Moving to San Francisco
Relocated to a city I've long adored for its beautiful natural scenery and vibrant, diverse culture. San Francisco offered a fresh chapter — a place where technology, nature, and community converge in unique ways.
A dive through the experiences that shaped who I am
"Life can only be understood backwards; but it must be lived forwards."
— Søren Kierkegaard
Relocated to a city I've long adored for its beautiful natural scenery and vibrant, diverse culture. San Francisco offered a fresh chapter — a place where technology, nature, and community converge in unique ways.
Served as the sole Data Scientist — the subject matter expert on modernizing data operations for both internal and external needs. Administered an ETL pipeline feeding an AWS-hosted Tableau deployment for external customers, while building custom dashboards to track internal KPIs in near real-time.
Worked full-time applying data science to improve business processes and analytics — designing data pipelines for GDPR & CCPA compliance, automating marketing data acquisition, and experimenting with ML-based vehicle trade-in value predictions.
The idea for a crowd-sourced, map-based marketplace had taken root — but building it required skills I didn't yet have. After a Java bootcamp introduced me to programming, I enrolled in the University of Michigan's School of Information to get a holistic education on what makes a successful software product. Earning a Master of Science in Information with specializations in Data Science and Human-Computer Interaction, I explored the intersection of people and technology through coursework in ML, information visualization, and UX design.
After graduating, I packed up and moved to Detroit — determined to live and work full-time in the urban agriculture movement. I took a job as a cashier at the beloved Russell Street Deli in the Eastern Market neighborhood, home to the Saturdays farmers market and a seasonal Tuesday craft market. On Saturdays I'd set up a soup stall and let me tell you — I was pretty popular in the cold winter months. It was there, hearing vendors talk about their struggle to reach customers across multiple markets and retail locations, that the seed of an idea began to sprout.
Inspired by what I'd seen the previous summer, I interned with the Greening of Detroit's Urban Agriculture team. The internship allowed me to explore more of the city's beautiful community gardens, connect with the growers nurturing them, and begin introducing myself to a vibrant movement of Detroiters reclaiming their neighborhoods one plot at a time.
Between my sophomore and junior year I took a DAN (Detroit Agricultural Network) tour of gardens and farms in the urban center of Detroit, capped off by a potluck made entirely from produce grown at the places we'd visited. It was a mind-blowing experience — watching residents combat the food desert narrative by growing their own food in vacant lots throughout their neighborhoods. Not everyone was doing it, but I was deeply inspired by the ones who were.
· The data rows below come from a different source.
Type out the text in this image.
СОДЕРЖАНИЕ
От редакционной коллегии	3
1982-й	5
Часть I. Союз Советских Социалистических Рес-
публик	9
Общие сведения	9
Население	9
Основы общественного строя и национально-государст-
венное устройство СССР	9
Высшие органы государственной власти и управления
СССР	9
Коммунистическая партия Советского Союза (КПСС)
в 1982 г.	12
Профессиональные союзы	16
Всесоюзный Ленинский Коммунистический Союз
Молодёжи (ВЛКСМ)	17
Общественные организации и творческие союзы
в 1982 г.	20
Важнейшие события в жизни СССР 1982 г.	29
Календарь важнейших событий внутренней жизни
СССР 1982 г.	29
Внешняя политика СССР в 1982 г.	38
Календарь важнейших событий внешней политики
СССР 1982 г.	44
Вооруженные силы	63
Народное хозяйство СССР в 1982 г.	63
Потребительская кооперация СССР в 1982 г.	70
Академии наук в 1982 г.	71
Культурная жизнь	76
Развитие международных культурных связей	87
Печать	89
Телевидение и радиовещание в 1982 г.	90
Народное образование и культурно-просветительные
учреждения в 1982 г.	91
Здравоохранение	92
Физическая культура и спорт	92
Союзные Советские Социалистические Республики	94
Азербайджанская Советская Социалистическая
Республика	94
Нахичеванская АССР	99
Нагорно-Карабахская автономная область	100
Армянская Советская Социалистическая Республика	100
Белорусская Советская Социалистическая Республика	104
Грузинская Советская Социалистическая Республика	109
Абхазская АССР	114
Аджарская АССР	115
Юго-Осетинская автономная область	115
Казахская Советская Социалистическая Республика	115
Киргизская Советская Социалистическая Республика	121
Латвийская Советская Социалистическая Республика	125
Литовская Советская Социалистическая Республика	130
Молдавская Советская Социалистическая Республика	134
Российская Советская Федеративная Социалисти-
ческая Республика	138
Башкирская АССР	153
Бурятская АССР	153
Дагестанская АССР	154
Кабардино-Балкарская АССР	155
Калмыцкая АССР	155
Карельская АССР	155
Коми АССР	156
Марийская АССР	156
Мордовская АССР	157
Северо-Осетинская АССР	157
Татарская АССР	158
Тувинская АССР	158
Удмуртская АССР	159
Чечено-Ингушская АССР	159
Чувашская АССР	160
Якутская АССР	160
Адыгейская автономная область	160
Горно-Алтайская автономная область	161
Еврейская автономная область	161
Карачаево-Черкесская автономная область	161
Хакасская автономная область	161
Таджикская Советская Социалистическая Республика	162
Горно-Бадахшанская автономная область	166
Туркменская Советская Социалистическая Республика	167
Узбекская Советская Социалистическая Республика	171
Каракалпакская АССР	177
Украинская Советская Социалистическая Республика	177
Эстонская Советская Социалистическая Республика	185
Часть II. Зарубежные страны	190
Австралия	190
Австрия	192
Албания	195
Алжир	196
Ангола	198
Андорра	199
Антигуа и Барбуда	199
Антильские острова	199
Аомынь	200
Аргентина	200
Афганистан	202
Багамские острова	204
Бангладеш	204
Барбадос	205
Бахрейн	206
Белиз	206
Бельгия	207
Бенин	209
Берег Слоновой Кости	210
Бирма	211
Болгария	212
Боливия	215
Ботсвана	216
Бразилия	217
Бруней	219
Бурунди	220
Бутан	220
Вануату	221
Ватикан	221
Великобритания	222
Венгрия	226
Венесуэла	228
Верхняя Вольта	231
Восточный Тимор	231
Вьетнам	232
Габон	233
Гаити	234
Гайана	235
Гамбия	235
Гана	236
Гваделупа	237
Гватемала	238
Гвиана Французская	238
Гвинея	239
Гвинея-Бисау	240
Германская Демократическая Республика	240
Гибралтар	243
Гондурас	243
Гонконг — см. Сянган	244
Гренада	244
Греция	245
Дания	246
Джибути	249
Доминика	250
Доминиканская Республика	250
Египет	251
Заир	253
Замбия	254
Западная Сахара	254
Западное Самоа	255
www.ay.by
Studied Economics and Environmental Studies at the University of Michigan in Ann Arbor — entering college in the aftermath of the Great Recession and at a time when climate change was widely recognized by the scientific community yet seemingly ignored by the political elite. The interdisciplinary education fostered a systems-thinking perspective and a conviction that the most meaningful solutions often lie at the intersection of economic, social, and environmental forces.
The second son of Indian immigrants, I grew up in the Metro Detroit area. Both of my parents worked full-time — my father as a Mechanical Engineer and my mother as a Project Manager. They fostered within me an early interest in technology and an appreciation for community.